Estimating size of scraped content + important images

I am a postdoctoral fellow working on a research project. We will be scraping approximately 24.6 million webpages, and I have some questions related to that task.

  1. We are trying to estimate the storage necessary to store the raw HTML we download. We are also potentially interested in downloading the “important images” from those 24.6 million URLs. When I say “important images”, I’m referring to images that would be considered content, rather than those that are there for branding or stylistic/aesthetic purposes.

The text users see when browsing a URL is contained in the HTML, and according to httparchive’s Page Weight report, that’s only 27.2 KB/page for the median. This comes to a very manageable 0.67 TB. As an upper bound, I wanted to calculate how much space we would need to store all the images and all the HTML. But the fact that the different element sizes don’t add up to the total size (see my previous “topic”, entitled “Total size doesn’t equal size of elements”) made me uncertain how to interpret the image size numbers. I thought that perhaps this represented the median number of image bytes transferred on webpages that have any image bytes (so, does not include webpages with no images). If that’s the case, then I can’t simply say “all images” plus “all html” = 27.2 KB HTML + 982.3 KB images, for a total of 1009.5 KB, or approximately 24.8 TB, which we may not be able to do. What would be the proper way to do this estimate using httparchive’s data? I’m willing to sign up and access through BigQuery if necessary, but it would be nice not to have to jump through those hoops.

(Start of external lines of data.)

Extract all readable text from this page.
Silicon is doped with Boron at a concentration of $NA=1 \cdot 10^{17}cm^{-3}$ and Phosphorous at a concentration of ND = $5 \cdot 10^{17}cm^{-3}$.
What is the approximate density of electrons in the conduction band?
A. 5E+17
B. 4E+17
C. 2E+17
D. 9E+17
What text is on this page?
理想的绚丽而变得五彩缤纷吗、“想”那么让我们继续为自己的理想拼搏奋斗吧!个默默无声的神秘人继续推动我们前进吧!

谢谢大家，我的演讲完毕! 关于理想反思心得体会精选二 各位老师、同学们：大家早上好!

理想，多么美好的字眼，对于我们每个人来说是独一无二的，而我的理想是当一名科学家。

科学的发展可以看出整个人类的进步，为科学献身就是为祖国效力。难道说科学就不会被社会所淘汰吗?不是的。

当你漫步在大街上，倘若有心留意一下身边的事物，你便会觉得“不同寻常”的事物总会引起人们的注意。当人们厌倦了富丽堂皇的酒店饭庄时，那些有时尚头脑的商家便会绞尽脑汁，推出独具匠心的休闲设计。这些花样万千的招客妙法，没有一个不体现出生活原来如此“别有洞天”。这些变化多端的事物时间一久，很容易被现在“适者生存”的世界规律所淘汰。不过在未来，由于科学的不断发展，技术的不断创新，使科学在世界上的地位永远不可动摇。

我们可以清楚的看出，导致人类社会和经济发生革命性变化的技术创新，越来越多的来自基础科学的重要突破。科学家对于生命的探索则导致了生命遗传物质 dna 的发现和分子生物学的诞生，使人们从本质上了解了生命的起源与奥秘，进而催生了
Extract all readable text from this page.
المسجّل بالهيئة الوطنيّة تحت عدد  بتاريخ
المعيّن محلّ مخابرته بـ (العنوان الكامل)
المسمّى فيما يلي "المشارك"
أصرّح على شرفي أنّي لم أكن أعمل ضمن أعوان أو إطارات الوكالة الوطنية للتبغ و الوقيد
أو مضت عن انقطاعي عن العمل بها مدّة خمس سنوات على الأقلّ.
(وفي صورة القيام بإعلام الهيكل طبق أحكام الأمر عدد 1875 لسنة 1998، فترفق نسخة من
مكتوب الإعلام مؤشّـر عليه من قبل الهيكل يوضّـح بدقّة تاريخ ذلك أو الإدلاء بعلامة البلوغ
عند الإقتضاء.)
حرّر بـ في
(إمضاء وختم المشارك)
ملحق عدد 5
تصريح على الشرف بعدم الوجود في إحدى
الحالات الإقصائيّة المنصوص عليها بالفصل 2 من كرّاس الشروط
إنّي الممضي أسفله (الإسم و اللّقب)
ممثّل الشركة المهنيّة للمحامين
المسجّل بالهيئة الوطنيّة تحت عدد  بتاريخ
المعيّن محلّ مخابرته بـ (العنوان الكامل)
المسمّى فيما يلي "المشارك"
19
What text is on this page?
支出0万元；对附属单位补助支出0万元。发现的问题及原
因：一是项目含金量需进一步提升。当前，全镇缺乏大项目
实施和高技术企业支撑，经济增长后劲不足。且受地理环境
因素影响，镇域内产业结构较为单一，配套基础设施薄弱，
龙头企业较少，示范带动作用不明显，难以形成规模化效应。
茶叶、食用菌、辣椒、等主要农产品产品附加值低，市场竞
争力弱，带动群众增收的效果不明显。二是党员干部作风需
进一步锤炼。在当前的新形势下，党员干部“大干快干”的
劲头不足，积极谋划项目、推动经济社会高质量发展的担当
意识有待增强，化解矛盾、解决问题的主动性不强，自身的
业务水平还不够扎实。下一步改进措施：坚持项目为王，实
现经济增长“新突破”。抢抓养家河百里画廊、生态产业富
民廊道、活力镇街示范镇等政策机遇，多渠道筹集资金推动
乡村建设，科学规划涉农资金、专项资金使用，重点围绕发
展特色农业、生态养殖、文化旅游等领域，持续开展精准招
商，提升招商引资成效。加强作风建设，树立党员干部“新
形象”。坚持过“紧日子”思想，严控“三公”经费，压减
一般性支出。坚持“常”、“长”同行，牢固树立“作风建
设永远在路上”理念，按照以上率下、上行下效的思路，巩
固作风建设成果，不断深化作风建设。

  1. A number of the pages we’re scraping have paywalls, or GDPR (cookie) consent pages that we need to get past, and we are currently implementing a solution using Selenium to “click” on the necessary buttons to accept cookies and/or log into the paywall. In most cases we are able to use Selenium’s built-in methods to find the button we want, wait until it is interactable, and then click on it or enter our information into it. But in some cases I seem to recall that this won’t work, and I was wondering where I should get my wait time. I see a few options, but TTI seems most appropriate. Unfortunately I only see a chart for TTI for mobile, and we’re looking at desktop browsing data. Is there another way of estimating the wait time that you would suggest?

I’m very interested to see what you find in your research!!

Storing images would be a big expense. Some are outright enormous.

#standardSQL
SELECT
  SUM(respSize) AS total_img_bytes
FROM
  `httparchive.summary_requests.2019_10_01_*`
WHERE
  type = 'image'

This results in 19,854,236,980,243 bytes (19.9 TB). HTML response sizes are negligible by comparison.

We use WebPageTest to run our tests, which waits for the network to go quiet before ending the test. @patmeenan is the creator and helps maintain HTTP Archive, so he could elaborate.

What are you using to do the actual scraping? If you use something like puppeteer then it has options for waiting for the page to finish loading (onload event + X seconds of network quiet). If you’re using selenium then it’s more complicated because you don’t get the network activity. Puppeteer would make it relatively easy to walk to DOM for visible images as well.

For the HTML, you’ll need to decide if you want the HTML as-delivered or if you want the DOM serialized after the page has finished loading (with dynamically injected content) - depending on what you are trying to do with the content.

So, the basic sites that don’t have a blocking GDPR page and don’t have a paywall, we’re just using Python requests. For paywall and GDPR websites, we’re using Selenium currently. I haven’t worked much with either Selenium or Puppeteer, so I’m personally open to switching if need be.

I ended up giving up on trying to estimate the storage needed for all the images, as it was prohibitive. Instead, I assumed that there would be one or two contentful images per page, and that we would figure out a way to identify those. Then I assumed we could use an image library to scale down any images that are too large, and store a smaller version of it. With those assumptions, it was down to a size that we could reasonably expect to get approved.

I am interested in what you’re saying about HTML as-delivered vs. the DOM serialized after the page has finished loading. I was aware that content is dynamic, and calculated throughout the loading process. But I admit that when I use requests, or Selenium, I’m not clear on which I’m getting. Since our goal is to get the political/news content our study participants are reading, and we seem to usually get the text of the article, I haven’t been worrying about it.

Selenium does see to have some functions that allow you to wait until a specific element loads to, for instance, click on it. It’s been a week or two since I looked at the code – other urgent tasks have come up – but I feel like there were some things we were trying to do for which those functions wouldn’t work, which is why I was asking about TTI.